Eğitim çalışanlarının sorumluluk bilincini daima önde tuttuğunu fakat siyasi iktidarların eğitimde uyguladığı yanlış politikalar sonucunda eğitim çalışanlarının sorunlarının kaygı verici boyutlara ulaştığını belirten Eğitim-İş Elbistan Temsilcisi Hasan Hamamcı; “Mevcut siyasi iktidarın mesleğimize yönelik saldırılarının temelinde yatan nedenler, eğitim sistemimizi özelleştirerek küresel sermayenin egemenliğine sunmak; laik, demokratik, bilimsel ve kamusal yapısını yıkarak eğitimde ideolojik değişikliği gerçekleştirmektir. Eğitim çalışanlarımıza yönelik olarak, bizzat başbakan ve milli eğitim bakanları tarafından sarf edilen söz ve söylemlerin aleyhte bir kampanyaya dönüştürülmesi, Alo 147 ihbar hattı ile binlerce eğitim çalışanımız hakkında soruşturma açılması, öğretmenlere uygulanan şiddet olaylarının artması, sistemden kaynaklı dayatmaların sonucu olan alan değişikliği, eğitim çalışanlarımızın maaş ve ücretlerinde bir türlü yapılmayan iyileştirmelerin temelinde de bu gerçeklik yatmaktadır” dedi.

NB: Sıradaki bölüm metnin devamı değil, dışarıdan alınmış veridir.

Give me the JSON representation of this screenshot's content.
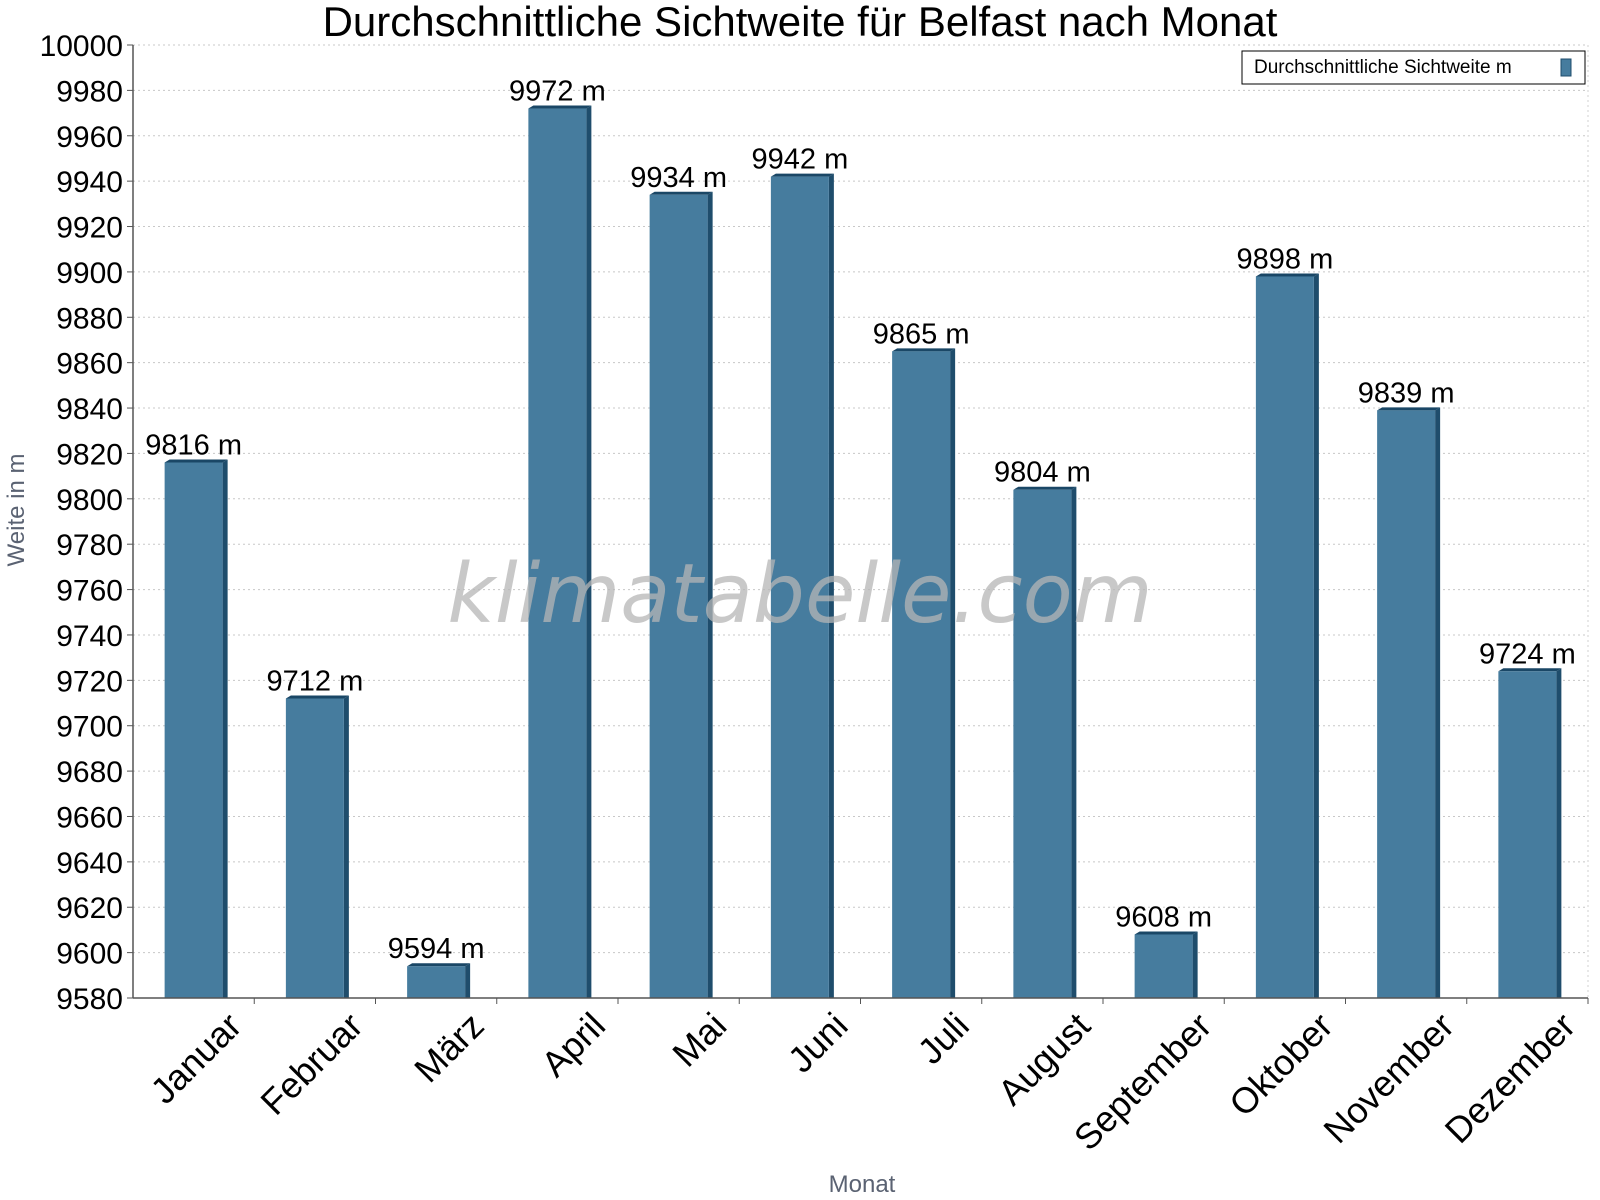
{
  "watermark": "klimatabelle.com",
  "chart_data": {
    "type": "bar",
    "title": "Durchschnittliche Sichtweite für Belfast nach Monat",
    "xlabel": "Monat",
    "ylabel": "Weite in m",
    "ylim": [
      9580,
      10000
    ],
    "ytick_step": 20,
    "grid": true,
    "legend_position": "top-right",
    "categories": [
      "Januar",
      "Februar",
      "März",
      "April",
      "Mai",
      "Juni",
      "Juli",
      "August",
      "September",
      "Oktober",
      "November",
      "Dezember"
    ],
    "series": [
      {
        "name": "Durchschnittliche Sichtweite m",
        "color": "#467c9e",
        "values": [
          9816,
          9712,
          9594,
          9972,
          9934,
          9942,
          9865,
          9804,
          9608,
          9898,
          9839,
          9724
        ],
        "labels": [
          "9816 m",
          "9712 m",
          "9594 m",
          "9972 m",
          "9934 m",
          "9942 m",
          "9865 m",
          "9804 m",
          "9608 m",
          "9898 m",
          "9839 m",
          "9724 m"
        ]
      }
    ]
  }
}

Hamamcı, açıklamalarının devamında şu ifadelere yer verdi; “Eğitim sistemimizin, bilimsel ve parasız yapısının aşındırılmasıyla başlayan süreç, Milli Eğitim Bakanlığı’nın mevzuatını değiştiren yasal değişikliklerle tamamlanmıştır. 652 Sayılı KHK ve kamuoyunda bilinen adıyla 4+4+4 yasası ile eğitim sistemimiz piyasa koşullarına açık, bakanlığın gerici uygulamalarıyla da ortaçağ karanlığına sürüklenen bir yapılanmaya dönüşmüştür. Hiçbir bilimsel araştırma yapılmadan, konunun taraflarına danışmadan, okullarımızda herhangi bir alt yapı çalışması yapılmadan hazırlanan 4+4+4 yasası ile eğitim sistemimiz bir kaosa sürüklenmiştir. Dört aylık uygulamanın ortaya koyduğu gerçek ise; binlerce öğretmenimiz norm kadro fazlası olmuş, öğrencilerimiz okullarından ve öğretmenlerinden edilmiş, velilerimizin sırtına yüklenen eğitim harcamaları artmıştır.

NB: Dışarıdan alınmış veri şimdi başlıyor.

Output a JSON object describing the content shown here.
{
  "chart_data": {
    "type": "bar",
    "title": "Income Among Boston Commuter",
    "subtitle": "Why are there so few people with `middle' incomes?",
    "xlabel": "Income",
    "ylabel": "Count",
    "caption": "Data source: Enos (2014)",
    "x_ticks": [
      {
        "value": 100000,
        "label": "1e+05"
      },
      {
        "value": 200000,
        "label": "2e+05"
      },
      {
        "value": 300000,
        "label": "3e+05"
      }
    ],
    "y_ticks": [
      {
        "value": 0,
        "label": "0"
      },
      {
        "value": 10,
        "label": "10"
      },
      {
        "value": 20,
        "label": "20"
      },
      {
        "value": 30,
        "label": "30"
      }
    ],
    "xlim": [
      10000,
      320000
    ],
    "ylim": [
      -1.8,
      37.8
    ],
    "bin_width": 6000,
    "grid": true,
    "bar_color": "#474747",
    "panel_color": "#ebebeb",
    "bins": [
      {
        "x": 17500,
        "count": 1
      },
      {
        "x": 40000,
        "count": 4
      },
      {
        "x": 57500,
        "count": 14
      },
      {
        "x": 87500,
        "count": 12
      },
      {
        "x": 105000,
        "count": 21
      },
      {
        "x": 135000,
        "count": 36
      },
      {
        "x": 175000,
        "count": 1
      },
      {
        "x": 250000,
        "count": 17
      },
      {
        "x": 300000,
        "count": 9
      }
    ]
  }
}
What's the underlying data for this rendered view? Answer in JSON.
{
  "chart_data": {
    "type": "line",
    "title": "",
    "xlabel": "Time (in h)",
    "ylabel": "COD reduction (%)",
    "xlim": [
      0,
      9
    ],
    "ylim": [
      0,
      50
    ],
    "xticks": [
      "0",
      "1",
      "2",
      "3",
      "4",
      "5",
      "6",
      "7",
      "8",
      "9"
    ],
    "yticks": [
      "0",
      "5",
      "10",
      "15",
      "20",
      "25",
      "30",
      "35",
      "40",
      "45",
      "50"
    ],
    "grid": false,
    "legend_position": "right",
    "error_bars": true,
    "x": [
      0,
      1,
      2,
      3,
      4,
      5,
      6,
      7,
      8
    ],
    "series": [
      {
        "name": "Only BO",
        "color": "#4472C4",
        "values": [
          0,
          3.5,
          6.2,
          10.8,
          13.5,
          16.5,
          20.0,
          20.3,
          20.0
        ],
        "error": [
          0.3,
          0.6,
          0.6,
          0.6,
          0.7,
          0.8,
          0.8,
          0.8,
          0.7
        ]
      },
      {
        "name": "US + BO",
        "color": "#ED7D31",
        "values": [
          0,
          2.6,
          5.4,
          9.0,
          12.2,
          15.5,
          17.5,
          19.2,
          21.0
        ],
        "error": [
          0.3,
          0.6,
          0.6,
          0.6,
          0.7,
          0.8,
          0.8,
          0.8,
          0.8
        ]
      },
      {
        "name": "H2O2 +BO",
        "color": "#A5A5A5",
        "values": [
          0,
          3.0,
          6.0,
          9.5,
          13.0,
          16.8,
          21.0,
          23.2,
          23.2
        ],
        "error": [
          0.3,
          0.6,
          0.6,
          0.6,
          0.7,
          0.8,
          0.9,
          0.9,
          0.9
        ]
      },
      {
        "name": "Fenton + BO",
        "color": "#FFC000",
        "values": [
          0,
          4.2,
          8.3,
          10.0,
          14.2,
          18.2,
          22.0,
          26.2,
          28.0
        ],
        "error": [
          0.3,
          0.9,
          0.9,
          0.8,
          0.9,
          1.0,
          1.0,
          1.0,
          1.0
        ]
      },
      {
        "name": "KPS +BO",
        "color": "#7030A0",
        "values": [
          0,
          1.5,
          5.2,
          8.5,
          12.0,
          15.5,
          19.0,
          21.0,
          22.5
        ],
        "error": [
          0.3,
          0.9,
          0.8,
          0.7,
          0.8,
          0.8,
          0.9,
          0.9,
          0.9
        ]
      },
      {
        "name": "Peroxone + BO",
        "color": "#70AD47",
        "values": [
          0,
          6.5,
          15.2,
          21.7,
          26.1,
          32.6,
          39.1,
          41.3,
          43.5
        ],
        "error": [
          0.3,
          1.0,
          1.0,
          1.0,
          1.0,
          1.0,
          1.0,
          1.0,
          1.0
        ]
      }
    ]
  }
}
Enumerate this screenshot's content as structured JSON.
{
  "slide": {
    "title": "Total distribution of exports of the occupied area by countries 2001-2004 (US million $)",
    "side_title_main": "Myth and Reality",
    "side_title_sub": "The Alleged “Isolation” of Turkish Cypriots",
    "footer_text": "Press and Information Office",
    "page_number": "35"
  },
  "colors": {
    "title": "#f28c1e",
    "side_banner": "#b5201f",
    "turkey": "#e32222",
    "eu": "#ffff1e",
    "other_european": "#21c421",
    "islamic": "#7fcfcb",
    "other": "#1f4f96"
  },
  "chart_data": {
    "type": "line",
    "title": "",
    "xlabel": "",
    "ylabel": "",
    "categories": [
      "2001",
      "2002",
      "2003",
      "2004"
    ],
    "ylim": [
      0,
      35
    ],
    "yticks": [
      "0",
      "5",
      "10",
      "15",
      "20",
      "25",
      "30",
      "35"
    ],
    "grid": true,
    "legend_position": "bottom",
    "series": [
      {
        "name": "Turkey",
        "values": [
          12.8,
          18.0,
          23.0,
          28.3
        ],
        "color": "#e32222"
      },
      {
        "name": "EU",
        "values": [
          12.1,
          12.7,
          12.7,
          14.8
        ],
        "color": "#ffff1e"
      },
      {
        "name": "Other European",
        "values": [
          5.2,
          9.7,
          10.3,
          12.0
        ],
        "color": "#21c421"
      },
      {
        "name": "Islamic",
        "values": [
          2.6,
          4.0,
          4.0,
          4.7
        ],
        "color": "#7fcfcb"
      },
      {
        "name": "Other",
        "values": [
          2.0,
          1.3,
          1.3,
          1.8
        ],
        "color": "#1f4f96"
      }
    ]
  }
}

Eğitime bütçeden yeterli kaynak aktarılmaması nedeniyle okullarımızda sağlıklı eğitim-öğretim ortamı sağlanamamaktadır. Okullarımızın derse hazır hale gelmesinde en önemli görevi yerine getiren hizmetli ve memurlarımız, adeta köle gibi, iş tanımı yapılmadan çalıştırılmaktadır. Her öğretim yılı başında öğretmenlere verilen üç kuruşluk eğitim öğretim tazminatı bile hizmetli ve memurlarımıza çok görülmektedir.
Örgütlü mücadelemiz sonucunda elde ettiğimiz özlük haklarımız bir bir elimizden alınmaktadır. Özür durumu atamaları yılda bir kereye düşürülürken, sağlık nedeniyle aldığımız sevk ve raporlar sonucunda ücretlerimiz kesilmekte, mesleğimiz kariyer basamakları uygulamalarıyla paramparça edilmekte, iş barışı bozulmaktadır.

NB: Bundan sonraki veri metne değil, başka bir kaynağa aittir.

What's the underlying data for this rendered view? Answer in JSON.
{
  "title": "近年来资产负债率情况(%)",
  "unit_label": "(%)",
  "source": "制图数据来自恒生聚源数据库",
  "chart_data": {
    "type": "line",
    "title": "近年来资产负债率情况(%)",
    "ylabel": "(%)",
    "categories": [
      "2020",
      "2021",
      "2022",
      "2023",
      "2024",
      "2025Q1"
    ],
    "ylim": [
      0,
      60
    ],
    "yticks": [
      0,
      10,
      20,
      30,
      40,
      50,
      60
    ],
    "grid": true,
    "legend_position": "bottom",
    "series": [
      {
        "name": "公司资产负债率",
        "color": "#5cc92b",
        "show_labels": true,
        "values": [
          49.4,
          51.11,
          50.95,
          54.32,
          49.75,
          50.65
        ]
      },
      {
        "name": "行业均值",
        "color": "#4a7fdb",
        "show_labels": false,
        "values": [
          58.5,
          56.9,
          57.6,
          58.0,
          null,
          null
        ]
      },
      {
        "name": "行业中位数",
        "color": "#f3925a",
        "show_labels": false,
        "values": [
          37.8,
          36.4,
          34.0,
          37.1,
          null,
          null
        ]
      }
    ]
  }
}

Öğretmen yetiştirme konusunda bir politika geliştirmeyen hükümet, atama isteyen öğretmenlerimizi “yem bekleyen güvercinlere” benzetmektedir. Hazırlanan YÖK yasa taslağında bu soruna çözüm getirmeyen hükümet, üniversitelerimizi siyasi iktidarın egemenliği yanında, paranın egemenliğine de alarak özerk ve özgür yapılarını tamamen ortadan kaldırmaktadır. Üniversitelerimizde akademisyen ve öğrencilerimiz, muhalif bir tavır sergileyememekte, düşünceler baskı altında tutulmakta, en masum talepler bile şiddetle bastırılmaktadır.
Tüm bu gelişmeler, siyasi iktidarın eğitimde gerçekleştirmek istediği dönüşümün aslında mesleğimizi elimizden almaya yönelik olduğu gerçeğini ortaya koymaktadır. Bu süreçte siyasi iktidar, eğitim çalışanlarının mücadelesinde halktan alacağı desteği engellemek amacıyla mesleğimizi itibarsızlaştırma üzerine politika izlemektedir.
Eğitim-İş olarak, “Mesleğimiz Onurumuzdur!” sloganıyla 19 Ocak 2013'te Ankara’da eğitim çalışanlarının haklarını savunmak için geniş katılımlı bir eylem gerçekleştireceğiz.
Bu eylemde eğitim çalışanlarının genel sorunlarını ve AKP iktidarının eğitim çalışanlarına uyguladığı haksız yaptırımları bir kez daha yüksek sesle Ankara’dan haykıracağız.”